Generate a single-shot pulse from low voltage/current source

[allsey87]

Hi All,

I need to generate a pulse about 250ms to 500ms wide at 24V. The application is to temporarily disable a magnetic field using a coil - the expected current at 24V is 500mA so we are talking about 12W.

The challenge is I need to run this from 3.3V supply without browning out the micro sharing the same supply, so I'm limited to drawing around 200mA from this supply (0.66W).

So I can come to a couple conclusions here, I need to 1/ step up my voltage, 2/ limit the downstream current draw to 200mA while charging a capacitor and 3/ discharge that capacitor using a 3.3V signal from the micro, while maintaining the 24V pulse for at least 250ms.

The final solution will go on a PCB and I'm looking for a fully/partially integrated solution to reduce the BOM as much as possible.

Any thoughts?

 

[crutschow]

How often do you need to generate this 24V, 500mA, 250-500ms pulse (pulse frequency)?
That will determine whether the 200mA from the 3.3V supply is sufficient to do what you want.

 

[andre_luis]

If you intend to switch inductive load ( as I suppose have understood ), must take some additional precautions. If possible, put more details concerning to application.





+++

 

[allsey87]

Hi andre_teprom and crutschow,

Thanks for the responses and questions. The pulse only needs to be generated about once a minute, so we have plenty of time to charge up a capacitor I believe.

The application is for a mobile robot that can move blocks around. These blocks contain magnets and attach to the electro-permanent magnets on the robot. When the coil the electro-permanent magnet is activated, the magnetism is cancelled out and the block falls free due to the separation distance and gravity.

Here is a picture of what we are designing to get a better perspective:



I'm currently working on a PCB to control the upper part of the robot, and I'm a little bit stuck on what combinations of circuits I need to use to achieve this pulse, or whether a fully or partially integrated solution already exists (to reduce the BOM).

Thanks in advance for any suggestions!

- - - Updated - - -

Information about the magnets can be found on this page [link]. We are using type code SE2.

 

[luben111]

You could use some low quiescent current step up converters as NCP1406 to get 24V, then use a resistor to limit the 24V current to 10-15mA (which will result in 100mA current from 3V) and then put a capacitor 500-1000uF after the resistor to store the 24V energy. When you connect something to the capacitor it could bring you currents even bigger than 0.5A.

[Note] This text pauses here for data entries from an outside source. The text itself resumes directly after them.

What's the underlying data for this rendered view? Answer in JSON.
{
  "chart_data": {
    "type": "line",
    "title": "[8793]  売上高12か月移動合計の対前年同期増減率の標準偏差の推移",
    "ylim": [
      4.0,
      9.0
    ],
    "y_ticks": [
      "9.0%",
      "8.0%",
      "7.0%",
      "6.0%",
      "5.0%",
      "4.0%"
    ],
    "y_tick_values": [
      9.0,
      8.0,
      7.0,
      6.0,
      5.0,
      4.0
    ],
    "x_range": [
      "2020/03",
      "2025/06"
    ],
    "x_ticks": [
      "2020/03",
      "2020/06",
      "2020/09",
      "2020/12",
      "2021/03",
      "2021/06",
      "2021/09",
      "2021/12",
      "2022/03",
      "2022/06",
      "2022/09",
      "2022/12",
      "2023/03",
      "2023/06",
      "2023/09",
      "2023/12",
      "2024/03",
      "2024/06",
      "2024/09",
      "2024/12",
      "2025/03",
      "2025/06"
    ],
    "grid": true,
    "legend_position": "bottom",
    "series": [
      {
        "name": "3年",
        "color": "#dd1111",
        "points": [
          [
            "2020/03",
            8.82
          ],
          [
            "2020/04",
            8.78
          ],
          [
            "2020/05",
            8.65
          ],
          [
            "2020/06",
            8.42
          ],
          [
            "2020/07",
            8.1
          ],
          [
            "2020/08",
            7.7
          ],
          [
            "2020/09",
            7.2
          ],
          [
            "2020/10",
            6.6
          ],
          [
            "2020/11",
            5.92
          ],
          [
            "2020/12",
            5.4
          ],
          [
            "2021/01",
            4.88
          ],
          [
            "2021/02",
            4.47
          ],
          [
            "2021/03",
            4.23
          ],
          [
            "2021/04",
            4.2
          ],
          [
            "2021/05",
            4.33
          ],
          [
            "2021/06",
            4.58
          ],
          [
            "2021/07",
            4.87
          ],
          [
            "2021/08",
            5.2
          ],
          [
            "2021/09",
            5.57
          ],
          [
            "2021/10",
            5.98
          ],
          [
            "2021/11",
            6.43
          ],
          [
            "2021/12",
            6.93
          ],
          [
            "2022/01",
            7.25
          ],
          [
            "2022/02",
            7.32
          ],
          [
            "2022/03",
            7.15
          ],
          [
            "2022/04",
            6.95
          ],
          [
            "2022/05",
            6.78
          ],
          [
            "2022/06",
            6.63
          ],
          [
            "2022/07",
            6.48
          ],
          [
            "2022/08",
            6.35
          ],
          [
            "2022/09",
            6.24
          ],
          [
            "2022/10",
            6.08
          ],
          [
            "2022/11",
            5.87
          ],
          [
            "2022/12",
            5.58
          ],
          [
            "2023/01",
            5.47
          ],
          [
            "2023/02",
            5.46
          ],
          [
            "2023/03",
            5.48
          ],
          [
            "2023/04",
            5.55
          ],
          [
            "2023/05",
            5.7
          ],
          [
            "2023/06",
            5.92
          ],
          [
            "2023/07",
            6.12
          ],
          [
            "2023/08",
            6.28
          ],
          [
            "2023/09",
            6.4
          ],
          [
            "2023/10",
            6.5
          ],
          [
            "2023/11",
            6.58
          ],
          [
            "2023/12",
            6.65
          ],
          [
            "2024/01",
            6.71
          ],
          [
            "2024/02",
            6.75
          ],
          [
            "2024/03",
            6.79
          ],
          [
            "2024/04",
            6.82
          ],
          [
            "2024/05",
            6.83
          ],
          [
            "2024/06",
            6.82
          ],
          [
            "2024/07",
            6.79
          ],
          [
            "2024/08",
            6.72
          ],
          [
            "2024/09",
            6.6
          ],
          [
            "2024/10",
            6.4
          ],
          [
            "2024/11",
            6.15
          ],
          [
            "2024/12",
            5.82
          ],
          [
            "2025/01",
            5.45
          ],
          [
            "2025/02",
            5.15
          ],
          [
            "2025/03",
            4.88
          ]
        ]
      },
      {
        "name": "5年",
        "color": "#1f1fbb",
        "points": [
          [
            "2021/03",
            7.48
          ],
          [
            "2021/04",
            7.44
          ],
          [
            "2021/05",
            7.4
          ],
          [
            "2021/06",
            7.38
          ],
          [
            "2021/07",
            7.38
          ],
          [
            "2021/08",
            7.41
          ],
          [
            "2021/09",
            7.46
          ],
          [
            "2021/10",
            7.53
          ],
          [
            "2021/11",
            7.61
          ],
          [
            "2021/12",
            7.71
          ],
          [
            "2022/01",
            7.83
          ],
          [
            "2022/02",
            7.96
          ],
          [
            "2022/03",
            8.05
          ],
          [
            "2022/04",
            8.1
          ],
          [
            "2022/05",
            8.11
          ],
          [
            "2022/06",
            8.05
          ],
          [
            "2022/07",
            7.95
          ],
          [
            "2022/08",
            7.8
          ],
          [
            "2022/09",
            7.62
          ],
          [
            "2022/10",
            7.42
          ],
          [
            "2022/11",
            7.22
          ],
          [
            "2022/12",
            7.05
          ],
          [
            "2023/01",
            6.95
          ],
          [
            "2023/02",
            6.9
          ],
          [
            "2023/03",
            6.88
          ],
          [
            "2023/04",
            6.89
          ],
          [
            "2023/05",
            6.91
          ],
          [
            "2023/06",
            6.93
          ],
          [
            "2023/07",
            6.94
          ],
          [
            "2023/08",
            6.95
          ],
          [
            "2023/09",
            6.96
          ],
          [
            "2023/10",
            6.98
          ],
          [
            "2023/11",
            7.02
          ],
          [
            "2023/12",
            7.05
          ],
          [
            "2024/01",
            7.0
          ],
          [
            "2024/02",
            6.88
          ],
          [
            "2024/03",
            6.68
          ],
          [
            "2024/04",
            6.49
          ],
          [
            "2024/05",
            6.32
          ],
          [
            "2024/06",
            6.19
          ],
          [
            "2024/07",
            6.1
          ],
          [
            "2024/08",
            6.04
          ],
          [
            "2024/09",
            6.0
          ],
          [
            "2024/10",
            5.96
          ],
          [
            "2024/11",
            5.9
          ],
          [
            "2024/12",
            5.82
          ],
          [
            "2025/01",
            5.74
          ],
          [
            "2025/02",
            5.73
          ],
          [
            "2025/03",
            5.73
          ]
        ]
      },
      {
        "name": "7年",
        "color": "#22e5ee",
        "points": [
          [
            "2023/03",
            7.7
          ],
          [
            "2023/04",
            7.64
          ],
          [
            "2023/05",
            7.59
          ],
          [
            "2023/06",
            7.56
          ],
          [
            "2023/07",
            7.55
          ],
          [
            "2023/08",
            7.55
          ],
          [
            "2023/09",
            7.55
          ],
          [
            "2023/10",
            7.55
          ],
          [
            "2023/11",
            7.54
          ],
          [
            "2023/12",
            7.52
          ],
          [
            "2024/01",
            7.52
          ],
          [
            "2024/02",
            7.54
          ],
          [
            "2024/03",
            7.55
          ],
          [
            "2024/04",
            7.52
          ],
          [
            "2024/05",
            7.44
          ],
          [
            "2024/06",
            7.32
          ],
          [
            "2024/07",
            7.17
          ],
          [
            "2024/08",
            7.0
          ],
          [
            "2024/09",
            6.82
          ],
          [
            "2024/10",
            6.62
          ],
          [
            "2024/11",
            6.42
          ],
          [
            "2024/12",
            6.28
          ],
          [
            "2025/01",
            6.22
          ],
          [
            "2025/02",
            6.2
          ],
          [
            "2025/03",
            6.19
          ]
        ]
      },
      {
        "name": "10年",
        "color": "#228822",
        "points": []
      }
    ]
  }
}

In this way the maximum current from 3.3V will never exceed 100mA but you'll be able to sink from 24V currents bigger than 500mA (for short period of time).

Luben

 

[crutschow]

This module may also work for the converter. You then just need to limit the output current as luben111 suggested.

 

[allsey87]

Hi Guys,

yep, a step up is definitely a component of this circuit. What I'm trying to consider is the following:

1. Does a partially integrated solution exist? I have seen some ICs that are designed for generating a pulse to power a set of LEDs to be used in flash photography. The current-voltage ratings come close, but I haven't found exactly what I need yet. Also, would there be any issues arising from using this type of IC with an inductive load?

2. Given a partially integrated solution doesn't exist, then we need to use a step up from 3.3V to 24V. The question is whether to place the capacitor on the input or the output of the step up. You can get some super capacitors off Digikey, but the maximum voltage these go up to is around 4-5V so placing one of these on the input would be an option. The issue here is that the voltage during discharge of any capacitor is exponential, and would very quickly drop under the V_in cut off value of most step ups that I have seen. Placing a capacitor at the output of the step up of around 1-6F is also an alternative, however we have the same issue with the exponential drop off of the capacitor voltage, and it is a requirement that the voltage level stay at 24V at least for 250ms...

 

[crutschow]

How about using a small rechargeable battery rather than a capacitor to store the 24V energy. That way the output voltage would stay basically constant during the pulse output. The batteries would slowly charge during the time between pulses. You could use a battery pack such as this.

 

[FvM]

The OP didn't mention it at all, but I guess besides reduced BOM he also imagines a small form factor. This may be a problem.

Identifying a suitable energy storage option for the projected 3 to 6 Ws (plus losses) seems to be the obvious first design step.